Microsoft posts revenue of $20.6 billion USD in its fourth quarter

Microsoft has posted a surprising revenue of $20.6 billion USD in the fourth quarter of its 2016 financial year largely due to the success of Windows 10.

As Basil Fawlty once opined ‘don’t mention the war’, don’t mention Windows Phone. Microsoft has posted a $20.6 billion USD revenue in the fourth quarter of its 2016 financial year, which is a decline of 7% year-on-year.
The company, however, achieved an operating income of $3.1 billion USD, compared to the $2.1 billion dollars it lost in the same period last year. The firm’s net income of $16.8 billion is up 38% compared to the company’s fourth financial quarter last year.
Read: Windows Phone market share is now officially below 1%
Microsoft reported year-on-year growth across every product segment and noted the successes of its Cloud business – most noticeably Office 365 and Azure, which showed the largest gains.

Unpacking the report

Exploring Microsoft’s reporting segments, which are divided into three fields – Productivity and Business Processes (Office, Exchange, SharePoint, Skype, and Dynamics), Intelligent Cloud (including Azure, Windows Server, SQL Server, Visual Studio, and Enterprise Services), and More Personal Computing (Windows, hardware, Xbox, search, and advertising), the report revealed that:

  • Productivity and Business Processes posted a revenue of $7 billion, up 5%, with an operating income of $3 billion, down 5%.
  • Intelligent Cloud revenue reached $6.7 billion, up 7%, with an operating income of $2.2 billion, down 17%.
  • More Personal Computing reported a revenue of $8.9 billion, down 4%, with a surprising operating income of $1.0 billion, up a massive 59%.

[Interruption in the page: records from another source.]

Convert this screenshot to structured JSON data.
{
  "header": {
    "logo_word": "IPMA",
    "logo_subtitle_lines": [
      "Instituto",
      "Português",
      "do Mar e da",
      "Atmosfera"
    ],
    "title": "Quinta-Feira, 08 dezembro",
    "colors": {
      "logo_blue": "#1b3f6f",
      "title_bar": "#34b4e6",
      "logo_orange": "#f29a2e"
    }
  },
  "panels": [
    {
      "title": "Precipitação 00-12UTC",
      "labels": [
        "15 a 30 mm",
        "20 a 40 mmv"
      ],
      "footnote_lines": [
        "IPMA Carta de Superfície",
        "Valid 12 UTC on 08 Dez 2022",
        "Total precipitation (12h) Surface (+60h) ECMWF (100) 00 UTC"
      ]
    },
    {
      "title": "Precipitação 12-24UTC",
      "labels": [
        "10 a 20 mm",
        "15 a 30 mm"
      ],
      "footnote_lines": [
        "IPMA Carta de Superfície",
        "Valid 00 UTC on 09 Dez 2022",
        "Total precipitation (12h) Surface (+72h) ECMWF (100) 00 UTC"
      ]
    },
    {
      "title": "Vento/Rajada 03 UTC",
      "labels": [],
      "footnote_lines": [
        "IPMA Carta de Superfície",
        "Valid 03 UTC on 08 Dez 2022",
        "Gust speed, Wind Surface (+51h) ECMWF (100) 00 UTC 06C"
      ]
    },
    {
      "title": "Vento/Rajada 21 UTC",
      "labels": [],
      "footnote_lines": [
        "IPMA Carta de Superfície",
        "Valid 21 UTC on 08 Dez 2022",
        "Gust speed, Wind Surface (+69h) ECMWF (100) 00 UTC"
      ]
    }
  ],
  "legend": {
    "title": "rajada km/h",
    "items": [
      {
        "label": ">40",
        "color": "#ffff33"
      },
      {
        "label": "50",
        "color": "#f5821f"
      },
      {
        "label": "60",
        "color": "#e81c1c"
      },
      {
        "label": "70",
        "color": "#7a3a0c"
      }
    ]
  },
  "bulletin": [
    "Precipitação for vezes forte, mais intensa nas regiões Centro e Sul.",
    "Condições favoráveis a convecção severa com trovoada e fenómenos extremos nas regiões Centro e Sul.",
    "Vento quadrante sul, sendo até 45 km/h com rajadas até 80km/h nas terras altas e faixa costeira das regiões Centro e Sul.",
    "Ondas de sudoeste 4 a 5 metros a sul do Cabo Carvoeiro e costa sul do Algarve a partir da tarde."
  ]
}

The latter success is a complicated event; the report shows that consumer sales (non-Pro Windows revenue) was up by 27%, while professional Windows revenue (corporate sales) was up by just 2%.
The company continues to hemorrhage on its device sales, with total hardware sales dropping by 35%, indicative of a 71% drop in phone sales. Surface revenue rose by 9%, and posted a yearly revenue of $4.1 billion dollars.
Xbox revenue fell by 9%, but revealed a growth in gaming hours (13% on the Xbox One, 19% on Windows 10) while Xbox Live grew to 49 million monthly active users.

Surprise, surprise

The world’s least favourite search engine, Bing, showed profitable results, and posted a revenue growth of 54%. The results show just how central Windows 10 and Cortana’s use of the search platform has been – over 40% of all Bing queries came from Windows 10 devices.
While Microsoft’s failures in its hardware business – Windows 10 Mobile, particularly – offset the growth seen in Windows and Bing, the results are a positive indication for the company, which increasingly is hedging its bets on the Cloud and its Windows Everywhere strategy.

A new hope

Should the firm proceed to introduce a Surface Phone to complement its lineup of Surface hybrid laptops, the company could move to recoup the loss it has seen on its Nokia acquisition should it produce a successful device. The move is a likely one, as Microsoft’s Corporate Vice President for Surface Computing, Panos Panay, recently stepped in to take over the company’s mobile hardware business.